Becky Coplen: Very interesting for sure. Thank you for clarifying that and giving us all options, especially people who are already licensed and needing, you know, wanting to know more or really want to launch into becoming a play therapist. That’s awesome. Is there anything else that you feel like we didn’t get to talk about today that you would want the audience to know about?
Lynn Louise: Oh not.
Lynn Louise: Really. We really covered a lot of ground. I just would be welcome. Anyone who wants to learn more about my resources, I will say one thing. I do send out a curated resource newsletter. I do it myself. I don’t hire anybody to help me with it. I may be getting some help soon. It’s a lot of work. but every week I try to aim for every week I send out a newsletter. So if anybody wants to sign up for that and get those resources, they can sign up under the resources tab at Wonders counseling.com. I’m kind of well known in the field as being a resource hub. And, you know, people will come to me and I have a group on Facebook called Growing Your Child and Family Counseling Career. If people want to come and join that group. And we just have discussions and I really am passionate about just being of support. And I like to point people to other trainers and other consultants and other experts. It’s not all about me. It’s about the fact that we’re all in this together, and there’s some incredible colleagues that I have that do just great work in this world. And I’m always happy to point people to who they need to go learn from if they’re interested in a particular topic. That’s not in my wheelhouse.

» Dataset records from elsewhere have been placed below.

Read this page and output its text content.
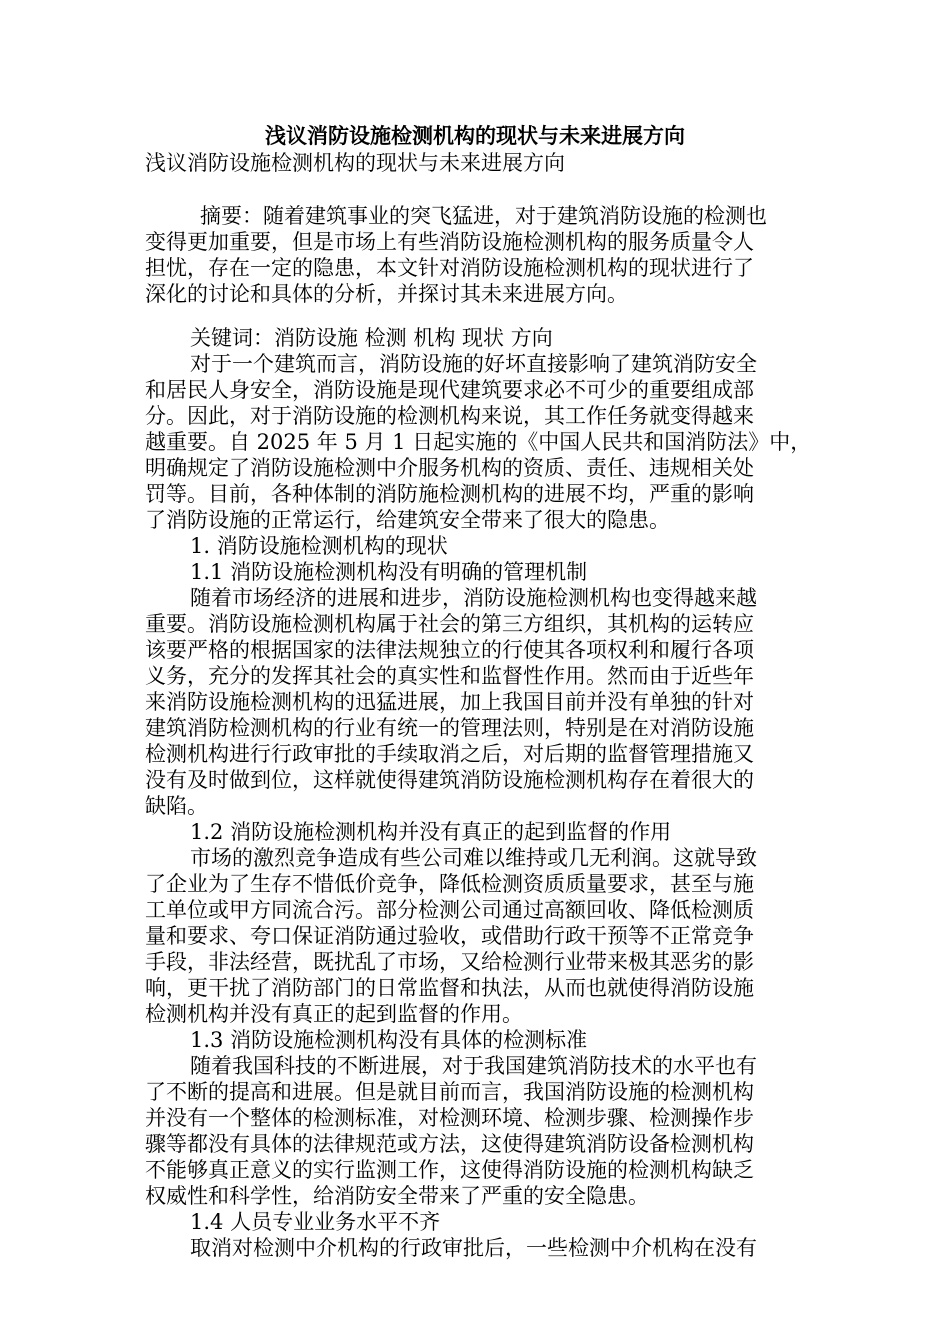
浅议消防设施检测机构的现状与未来进展方向
浅议消防设施检测机构的现状与未来进展方向
摘要：随着建筑事业的突飞猛进，对于建筑消防设施的检测也
变得更加重要，但是市场上有些消防设施检测机构的服务质量令人
担忧，存在一定的隐患，本文针对消防设施检测机构的现状进行了
深化的讨论和具体的分析，并探讨其未来进展方向。
关键词：消防设施 检测 机构 现状 方向
对于一个建筑而言，消防设施的好坏直接影响了建筑消防安全
和居民人身安全，消防设施是现代建筑要求必不可少的重要组成部
分。因此，对于消防设施的检测机构来说，其工作任务就变得越来
越重要。自 2025 年 5 月 1 日起实施的《中国人民共和国消防法》中，
明确规定了消防设施检测中介服务机构的资质、责任、违规相关处
罚等。目前，各种体制的消防施检测机构的进展不均，严重的影响
了消防设施的正常运行，给建筑安全带来了很大的隐患。
1. 消防设施检测机构的现状
1.1 消防设施检测机构没有明确的管理机制
随着市场经济的进展和进步，消防设施检测机构也变得越来越
重要。消防设施检测机构属于社会的第三方组织，其机构的运转应
该要严格的根据国家的法律法规独立的行使其各项权利和履行各项
义务，充分的发挥其社会的真实性和监督性作用。然而由于近些年
来消防设施检测机构的迅猛进展，加上我国目前并没有单独的针对
建筑消防检测机构的行业有统一的管理法则，特别是在对消防设施
检测机构进行行政审批的手续取消之后，对后期的监督管理措施又
没有及时做到位，这样就使得建筑消防设施检测机构存在着很大的
缺陷。
1.2 消防设施检测机构并没有真正的起到监督的作用
市场的激烈竞争造成有些公司难以维持或几无利润。这就导致
了企业为了生存不惜低价竞争，降低检测资质质量要求，甚至与施
工单位或甲方同流合污。部分检测公司通过高额回收、降低检测质
量和要求、夸口保证消防通过验收，或借助行政干预等不正常竞争
手段，非法经营，既扰乱了市场，又给检测行业带来极其恶劣的影
响，更干扰了消防部门的日常监督和执法，从而也就使得消防设施
检测机构并没有真正的起到监督的作用。
1.3 消防设施检测机构没有具体的检测标准
随着我国科技的不断进展，对于我国建筑消防技术的水平也有
了不断的提高和进展。但是就目前而言，我国消防设施的检测机构
并没有一个整体的检测标准，对检测环境、检测步骤、检测操作步
骤等都没有具体的法律规范或方法，这使得建筑消防设备检测机构
不能够真正意义的实行监测工作，这使得消防设施的检测机构缺乏
权威性和科学性，给消防安全带来了严重的安全隐患。
1.4 人员专业业务水平不齐
取消对检测中介机构的行政审批后，一些检测中介机构在没有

Becky Coplen: Very collaborative is what I’m hearing, for sure. So yeah. Well, thank you so much, Lynn, for giving us your time today with all the other things you have going on. I feel like we’ve delved into a wealth of resources that people can look at on your website and possibly purchase your books. Thank you so much for your time today.
Lynn Louise: Thank you so much for having me, Becky.
Becky Coplen: Yes. And to our audience, thank you so much for tuning in. Please leave us questions or comments. And let us know what you’re interested in talking about in the future. We look forward to future episodes where we continue to explore the worlds of counseling therapy, the business side of all that. And, just hearing from all the people in this field that. Have a wonderful day.